Lascio, quindi, la parola a Peppe.
“Come sono arrivato a ciò? Il leit motiv è quello di rendere la fotografia sempre meno fotografica e sempre più pittorica.
La fotografia stenopeica si presta benissimo a questo genere di sperimentazione. Si presta, oltre che per le sue proprietà intrinseche, anche (e soprattutto forse!) per il fatto che possiamo metterci le mani dentro, possiamo costruirci da noi il mezzo con cui scattare.
Come rendere una foto pittorica? Allontanandola dalla realtà, estremizzandone l’aspetto astratto!
Ma non solo! Lasciando anche che il caso, l’imprevedibilità, il non totale controllo sul mezzo, la rendano veramente unica e irriproducibile anche per noi stessi.

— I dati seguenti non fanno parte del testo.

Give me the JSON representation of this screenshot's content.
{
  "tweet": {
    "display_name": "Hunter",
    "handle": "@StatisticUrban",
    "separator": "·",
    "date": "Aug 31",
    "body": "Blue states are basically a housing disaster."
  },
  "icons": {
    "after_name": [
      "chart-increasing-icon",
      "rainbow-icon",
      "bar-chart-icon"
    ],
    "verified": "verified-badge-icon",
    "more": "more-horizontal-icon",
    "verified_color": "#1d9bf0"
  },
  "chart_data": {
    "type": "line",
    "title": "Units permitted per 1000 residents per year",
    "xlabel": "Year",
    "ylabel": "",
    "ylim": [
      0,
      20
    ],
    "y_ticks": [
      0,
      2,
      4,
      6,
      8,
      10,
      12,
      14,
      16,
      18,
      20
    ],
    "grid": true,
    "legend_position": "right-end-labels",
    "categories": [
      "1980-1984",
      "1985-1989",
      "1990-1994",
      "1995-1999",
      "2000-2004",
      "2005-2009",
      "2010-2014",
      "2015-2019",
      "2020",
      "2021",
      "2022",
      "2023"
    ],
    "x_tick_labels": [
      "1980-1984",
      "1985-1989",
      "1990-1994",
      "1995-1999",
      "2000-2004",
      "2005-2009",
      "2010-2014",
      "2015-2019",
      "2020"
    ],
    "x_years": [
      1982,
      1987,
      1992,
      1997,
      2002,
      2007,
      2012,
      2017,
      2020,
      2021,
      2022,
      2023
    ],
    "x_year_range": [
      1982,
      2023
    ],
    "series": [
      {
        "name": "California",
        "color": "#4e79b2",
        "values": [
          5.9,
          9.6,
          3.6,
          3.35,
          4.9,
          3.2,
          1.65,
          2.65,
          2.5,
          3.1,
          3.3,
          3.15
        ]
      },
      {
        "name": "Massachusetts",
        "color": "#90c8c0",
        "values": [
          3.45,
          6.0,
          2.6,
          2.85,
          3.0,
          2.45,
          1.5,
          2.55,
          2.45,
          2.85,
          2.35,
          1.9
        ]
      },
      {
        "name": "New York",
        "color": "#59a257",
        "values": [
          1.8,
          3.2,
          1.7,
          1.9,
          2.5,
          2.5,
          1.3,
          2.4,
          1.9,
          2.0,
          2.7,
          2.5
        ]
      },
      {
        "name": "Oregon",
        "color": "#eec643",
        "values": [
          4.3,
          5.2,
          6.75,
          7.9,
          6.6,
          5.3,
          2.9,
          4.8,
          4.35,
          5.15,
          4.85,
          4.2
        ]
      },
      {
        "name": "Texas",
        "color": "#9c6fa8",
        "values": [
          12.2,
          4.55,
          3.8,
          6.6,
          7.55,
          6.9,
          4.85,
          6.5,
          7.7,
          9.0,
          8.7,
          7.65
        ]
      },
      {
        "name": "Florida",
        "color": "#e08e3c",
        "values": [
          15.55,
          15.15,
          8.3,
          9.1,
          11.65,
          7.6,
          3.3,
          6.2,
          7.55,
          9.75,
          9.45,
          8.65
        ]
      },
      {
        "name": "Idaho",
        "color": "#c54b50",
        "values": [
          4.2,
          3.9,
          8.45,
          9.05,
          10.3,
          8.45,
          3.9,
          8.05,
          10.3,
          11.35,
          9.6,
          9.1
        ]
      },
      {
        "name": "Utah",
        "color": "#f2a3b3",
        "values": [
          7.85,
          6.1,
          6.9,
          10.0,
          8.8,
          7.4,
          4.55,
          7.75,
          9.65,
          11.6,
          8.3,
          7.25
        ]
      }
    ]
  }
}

A questo punto sono partito dall’idea di due fori disposti frontalmente, in modo da permettere che due fasci di luce si incrocino.
Ho buttato giù un primo disegno:
Una macchina per esposizioni multiple simultanee, di cui una in redscale. Ovvero due immagini sovrapposte impresse, però, ciascuna su un lato della pellicola, una sul recto e una sul verso (in redscale).
E’ sottinteso l’intento “romantico” di bloccare sulla pellicola due diversi punti di vista dello stesso ambiente. E’ un po’ la ricerca che fecero i cubisti, sullo spazio e sui volumi.
Ma come mostrare tutti i lati contemporaneamente e con quali risultati!?
Pensando pensando, dopo il primo progetto mi son domandato come potevo amplificare il tutto, portarlo alle estreme conseguenze.
La risposta che mi sono dato è stata: aggiungendo alla sovrapposizione la deformazione dell’immagine.
Così nasce l’idea della seconda fotocamera.
Essa è basata sull’alterazione della prospettiva e, ancora una volta quindi, sull’allontanamento dalla realtà e sulla sua trasfigurazione.
Le due immagini si incontrano su un piano pellicola non più tradizionalmente parallelo al piano di ripresa, bensì perpendicolare a questo.
Inoltre il piano sul quale scorre la pellicola è ricurvo, convesso per essere precisi.
In questo modo l’immagine generata dovrebbe essere oltre che deformata, più nitida al centro e più sfumata ai bordi.
Nella zona centrale del fotogramma si dovrebbero incrociare, sovrapponendosi, due differenti viste dello stesso soggetto.
Il risultato dovrebbe tendere a un’astrazione pittorica, simile a quella di alcuni dipinti simbolisti.
Il “gioco” può essere ulteriormente sviluppato, per esempio con l’inserimento nella camera di frammenti di specchio affinchè l’immagine si rifletta e si spezzi in più parti.
Come dicevo prima, il filo conduttore dal quale sono partito è quello dell’astrazione, con una buona dose di casualità e impossibilità di controllo. L’esigenza è quella di eliminare le barriere e i preconcetti che si formano nel nostro cervello durante la post-produzione dell’immagine (di cui siamo ormai schiavi!).
Come perdere il controllo di noi stessi? Semplicemente facendo da “stargate” per l’epifania dell’immagine fotografica … Non dobbiamo fare altro.
Al resto penseranno le circostanze. E sarà allora che la nostra fotografia sarà il nostro golem, questo deve essere … e nulla più”.